Destroyer
Kaputt
Merge
Canada
Note : 8,5/10
Avis aux nostalgiques des années 80, Kaputt, le neuvième album du groupe canadien Destroyer vient changer vos lecteurs mp3 en walkman le temps de neuf morceaux. Renouvelant le son glamour des T-Rex et David Bowie, le groupe mené par Dan Bejar offre un disque anachronique mélangeant l’électronique actuelle au jazz acide.
La démarche artistique du récent album de la troupe de Vancouver assemble audacieusement des fresques de la musique jazz à des mélodies typiques de trames sonores de films produits au cœur du glam-rock des années 80. Il en résulte un son pouvant se revendiquer comme le fils légitime de Swordfishtrombones de Tom Waits et Cat People (Putting out Fire) de David Bowie.
Cette sonorité ne tient pas de l’accident dans le parcours du groupe. À l’origine plus grunge et acoustique, Destroyer a octroyé progressivement à ses disques des textures instrumentales chargées de cuivres et d’extraits numériques. En quinze ans d’existence et neuf albums, le groupe a passé des pistes de guitares grasses de Hey, Snow White aux orchestrations léchées de Kaputt, leur meilleur album à ce jour.

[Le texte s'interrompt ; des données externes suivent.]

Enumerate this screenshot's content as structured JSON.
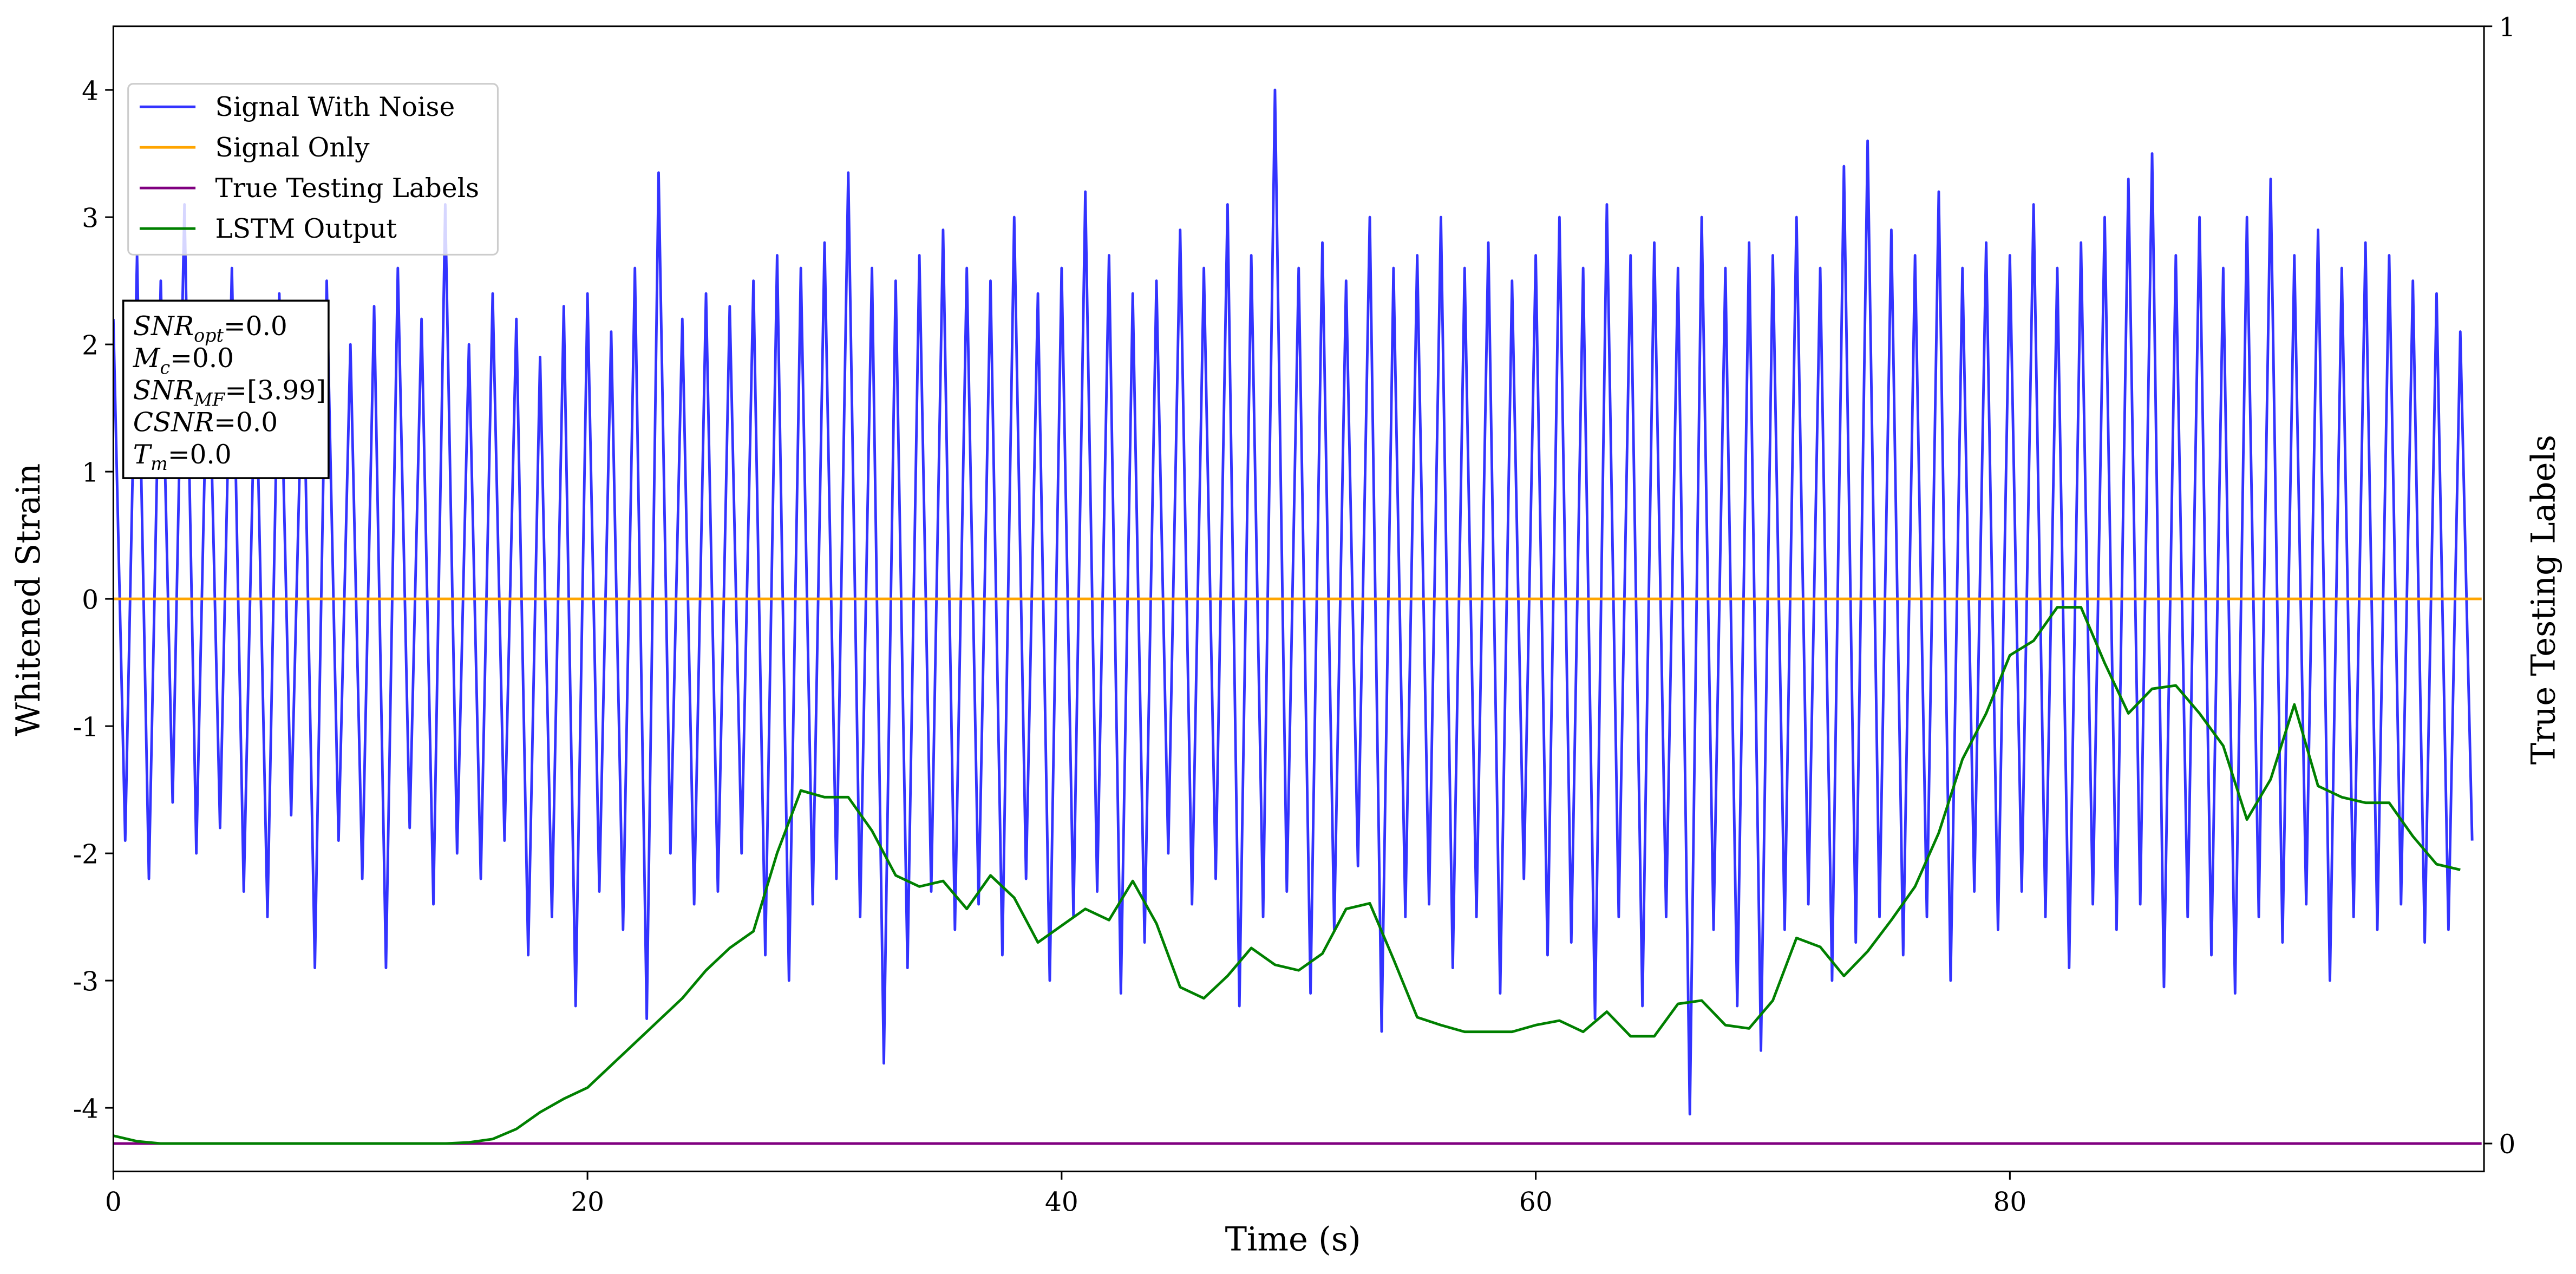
{
  "chart_data": {
    "type": "line",
    "xlabel": "Time (s)",
    "ylabel": "Whitened Strain",
    "y2label": "True Testing Labels",
    "xlim": [
      0,
      100
    ],
    "ylim": [
      -4.5,
      4.5
    ],
    "y2lim": [
      -0.025,
      1.0
    ],
    "xticks": [
      0,
      20,
      40,
      60,
      80
    ],
    "yticks": [
      -4,
      -3,
      -2,
      -1,
      0,
      1,
      2,
      3,
      4
    ],
    "y2ticks": [
      0,
      1
    ],
    "legend": "upper left",
    "annotation": [
      {
        "main": "SNR",
        "sub": "opt",
        "rest": "=0.0"
      },
      {
        "main": "M",
        "sub": "c",
        "rest": "=0.0"
      },
      {
        "main": "SNR",
        "sub": "MF",
        "rest": "=[3.99]"
      },
      {
        "main": "CSNR",
        "sub": null,
        "rest": "=0.0"
      },
      {
        "main": "T",
        "sub": "m",
        "rest": "=0.0"
      }
    ],
    "series": [
      {
        "name": "Signal With Noise",
        "color": "#3333ff",
        "x": [
          0,
          0.5,
          1,
          1.5,
          2,
          2.5,
          3,
          3.5,
          4,
          4.5,
          5,
          5.5,
          6,
          6.5,
          7,
          7.5,
          8,
          8.5,
          9,
          9.5,
          10,
          10.5,
          11,
          11.5,
          12,
          12.5,
          13,
          13.5,
          14,
          14.5,
          15,
          15.5,
          16,
          16.5,
          17,
          17.5,
          18,
          18.5,
          19,
          19.5,
          20,
          20.5,
          21,
          21.5,
          22,
          22.5,
          23,
          23.5,
          24,
          24.5,
          25,
          25.5,
          26,
          26.5,
          27,
          27.5,
          28,
          28.5,
          29,
          29.5,
          30,
          30.5,
          31,
          31.5,
          32,
          32.5,
          33,
          33.5,
          34,
          34.5,
          35,
          35.5,
          36,
          36.5,
          37,
          37.5,
          38,
          38.5,
          39,
          39.5,
          40,
          40.5,
          41,
          41.5,
          42,
          42.5,
          43,
          43.5,
          44,
          44.5,
          45,
          45.5,
          46,
          46.5,
          47,
          47.5,
          48,
          48.5,
          49,
          49.5,
          50,
          50.5,
          51,
          51.5,
          52,
          52.5,
          53,
          53.5,
          54,
          54.5,
          55,
          55.5,
          56,
          56.5,
          57,
          57.5,
          58,
          58.5,
          59,
          59.5,
          60,
          60.5,
          61,
          61.5,
          62,
          62.5,
          63,
          63.5,
          64,
          64.5,
          65,
          65.5,
          66,
          66.5,
          67,
          67.5,
          68,
          68.5,
          69,
          69.5,
          70,
          70.5,
          71,
          71.5,
          72,
          72.5,
          73,
          73.5,
          74,
          74.5,
          75,
          75.5,
          76,
          76.5,
          77,
          77.5,
          78,
          78.5,
          79,
          79.5,
          80,
          80.5,
          81,
          81.5,
          82,
          82.5,
          83,
          83.5,
          84,
          84.5,
          85,
          85.5,
          86,
          86.5,
          87,
          87.5,
          88,
          88.5,
          89,
          89.5,
          90,
          90.5,
          91,
          91.5,
          92,
          92.5,
          93,
          93.5,
          94,
          94.5,
          95,
          95.5,
          96,
          96.5,
          97,
          97.5,
          98,
          98.5,
          99,
          99.5
        ],
        "values": [
          2.2,
          -1.9,
          2.7,
          -2.2,
          2.5,
          -1.6,
          3.1,
          -2.0,
          2.3,
          -1.8,
          2.6,
          -2.3,
          2.0,
          -2.5,
          2.4,
          -1.7,
          2.1,
          -2.9,
          2.5,
          -1.9,
          2.0,
          -2.2,
          2.3,
          -2.9,
          2.6,
          -1.8,
          2.2,
          -2.4,
          3.1,
          -2.0,
          2.0,
          -2.2,
          2.4,
          -1.9,
          2.2,
          -2.8,
          1.9,
          -2.5,
          2.3,
          -3.2,
          2.4,
          -2.3,
          2.1,
          -2.6,
          2.6,
          -3.3,
          3.35,
          -2.0,
          2.2,
          -2.4,
          2.4,
          -2.3,
          2.3,
          -2.0,
          2.5,
          -2.8,
          2.7,
          -3.0,
          2.6,
          -2.4,
          2.8,
          -2.2,
          3.35,
          -2.5,
          2.6,
          -3.65,
          2.5,
          -2.9,
          2.7,
          -2.3,
          2.9,
          -2.6,
          2.6,
          -2.4,
          2.5,
          -2.8,
          3.0,
          -2.2,
          2.4,
          -3.0,
          2.6,
          -2.5,
          3.2,
          -2.3,
          2.7,
          -3.1,
          2.4,
          -2.7,
          2.5,
          -2.0,
          2.9,
          -2.4,
          2.6,
          -2.2,
          3.1,
          -3.2,
          2.7,
          -2.5,
          4.0,
          -2.3,
          2.6,
          -3.1,
          2.8,
          -2.6,
          2.5,
          -2.1,
          3.0,
          -3.4,
          2.6,
          -2.5,
          2.7,
          -2.4,
          3.0,
          -2.9,
          2.6,
          -2.5,
          2.8,
          -3.1,
          2.5,
          -2.2,
          2.7,
          -2.8,
          3.0,
          -2.7,
          2.6,
          -3.3,
          3.1,
          -2.5,
          2.7,
          -3.2,
          2.8,
          -2.5,
          2.6,
          -4.05,
          3.0,
          -2.6,
          2.6,
          -3.2,
          2.8,
          -3.55,
          2.7,
          -2.6,
          3.0,
          -2.4,
          2.6,
          -3.0,
          3.4,
          -2.7,
          3.6,
          -2.5,
          2.9,
          -2.8,
          2.7,
          -2.5,
          3.2,
          -3.0,
          2.6,
          -2.3,
          2.8,
          -2.6,
          2.7,
          -2.3,
          3.1,
          -2.5,
          2.6,
          -2.9,
          2.8,
          -2.4,
          3.0,
          -2.6,
          3.3,
          -2.4,
          3.5,
          -3.05,
          2.7,
          -2.5,
          3.0,
          -2.8,
          2.6,
          -3.1,
          3.0,
          -2.5,
          3.3,
          -2.7,
          2.7,
          -2.4,
          2.9,
          -3.0,
          2.6,
          -2.5,
          2.8,
          -2.6,
          2.7,
          -2.4,
          2.5,
          -2.7,
          2.4,
          -2.6,
          2.1,
          -1.9
        ]
      },
      {
        "name": "Signal Only",
        "color": "#ffa500",
        "x": [
          0,
          99.9
        ],
        "values": [
          0,
          0
        ]
      },
      {
        "name": "True Testing Labels",
        "color": "#800080",
        "axis": "y2",
        "x": [
          0,
          99.9
        ],
        "values": [
          0,
          0
        ]
      },
      {
        "name": "LSTM Output",
        "color": "#008000",
        "axis": "y2",
        "x": [
          0,
          1,
          2,
          3,
          4,
          5,
          6,
          7,
          8,
          9,
          10,
          11,
          12,
          13,
          14,
          15,
          16,
          17,
          18,
          19,
          20,
          21,
          22,
          23,
          24,
          25,
          26,
          27,
          28,
          29,
          30,
          31,
          32,
          33,
          34,
          35,
          36,
          37,
          38,
          39,
          40,
          41,
          42,
          43,
          44,
          45,
          46,
          47,
          48,
          49,
          50,
          51,
          52,
          53,
          54,
          55,
          56,
          57,
          58,
          59,
          60,
          61,
          62,
          63,
          64,
          65,
          66,
          67,
          68,
          69,
          70,
          71,
          72,
          73,
          74,
          75,
          76,
          77,
          78,
          79,
          80,
          81,
          82,
          83,
          84,
          85,
          86,
          87,
          88,
          89,
          90,
          91,
          92,
          93,
          94,
          95,
          96,
          97,
          98,
          99
        ],
        "values": [
          0.007,
          0.002,
          0,
          0,
          0,
          0,
          0,
          0,
          0,
          0,
          0,
          0,
          0,
          0,
          0,
          0.001,
          0.004,
          0.013,
          0.028,
          0.04,
          0.05,
          0.07,
          0.09,
          0.11,
          0.13,
          0.155,
          0.175,
          0.19,
          0.26,
          0.316,
          0.31,
          0.31,
          0.28,
          0.24,
          0.23,
          0.235,
          0.21,
          0.24,
          0.22,
          0.18,
          0.195,
          0.21,
          0.2,
          0.235,
          0.197,
          0.14,
          0.13,
          0.15,
          0.175,
          0.16,
          0.155,
          0.17,
          0.21,
          0.215,
          0.165,
          0.113,
          0.106,
          0.1,
          0.1,
          0.1,
          0.106,
          0.11,
          0.1,
          0.118,
          0.096,
          0.096,
          0.125,
          0.128,
          0.106,
          0.103,
          0.128,
          0.184,
          0.176,
          0.15,
          0.172,
          0.2,
          0.23,
          0.278,
          0.344,
          0.385,
          0.437,
          0.45,
          0.48,
          0.48,
          0.43,
          0.385,
          0.407,
          0.41,
          0.385,
          0.356,
          0.29,
          0.326,
          0.393,
          0.32,
          0.31,
          0.305,
          0.305,
          0.275,
          0.25,
          0.245
        ]
      }
    ]
  }
}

Le nom du disque tient son origine d’un mot allemand se traduisant par «cassé». Et c’est bien ce que l’opus accomplit en se dissociant des sonorités populaires du moment. L’album parcourt une trajectoire inhabituelle entre le kitsch passif et le romantisme lascif. Il peut s’échouer aussi bien sur un lecteur de disques d’une automobile voyageant entre deux villes que sur une table tournante entourée de bougies et de bouteilles de champagne. Il ne faut pourtant pas le confondre au style de crooners populaires comme Michael Buble et Il Divo. Sur Kaputt, le groupe se moque des clichés des chanteurs de pomme et crée des tirades décontractées. Le morceau Suicide Demo for Kara Walker, une pièce de plus de huit minutes, le démontre en conjuguant électronique, jazz et soul sans jamais tomber dans la facilité.
Kaputt pourrait être la cassette préférée de jeunes amoureux s’enlaçant dans une automobile, et cela autant aujourd’hui qu’il y a trente ans. Les cuivres et les lignes de basses dotent le disque d’une ambiance douce et lyrique. Donnant du même coup, l’impression d’écouter Leonard Cohen (pensez à I’m Your Man et Various Positions).
Le chic vocal de Dan Bejar n’est pas sans rappeler David Bowie. L’interprète et chef du groupe est un crooner à mi-voix donnant à ses paroles un ton rêveur empli de séductions et de provocations. «Wasting your days, chasing some girls alright, chasing cocaine trough the back rooms of the world all night», cantone Dan Bejar sur la pièce éponyme de l’album.
Kaputt marque l’imaginaire et l’univers musical du moment par sa différence et son esthétisme. Le genre pourrait bien s’essouffler, mais tout indique que 2011 sera une année charnière à l’ère des Bowie et T-Rex. On a qu’à penser aux récents disques des Ariel Pink’s Haunted Graffiti et Smith Westerns pour s’en convaincre.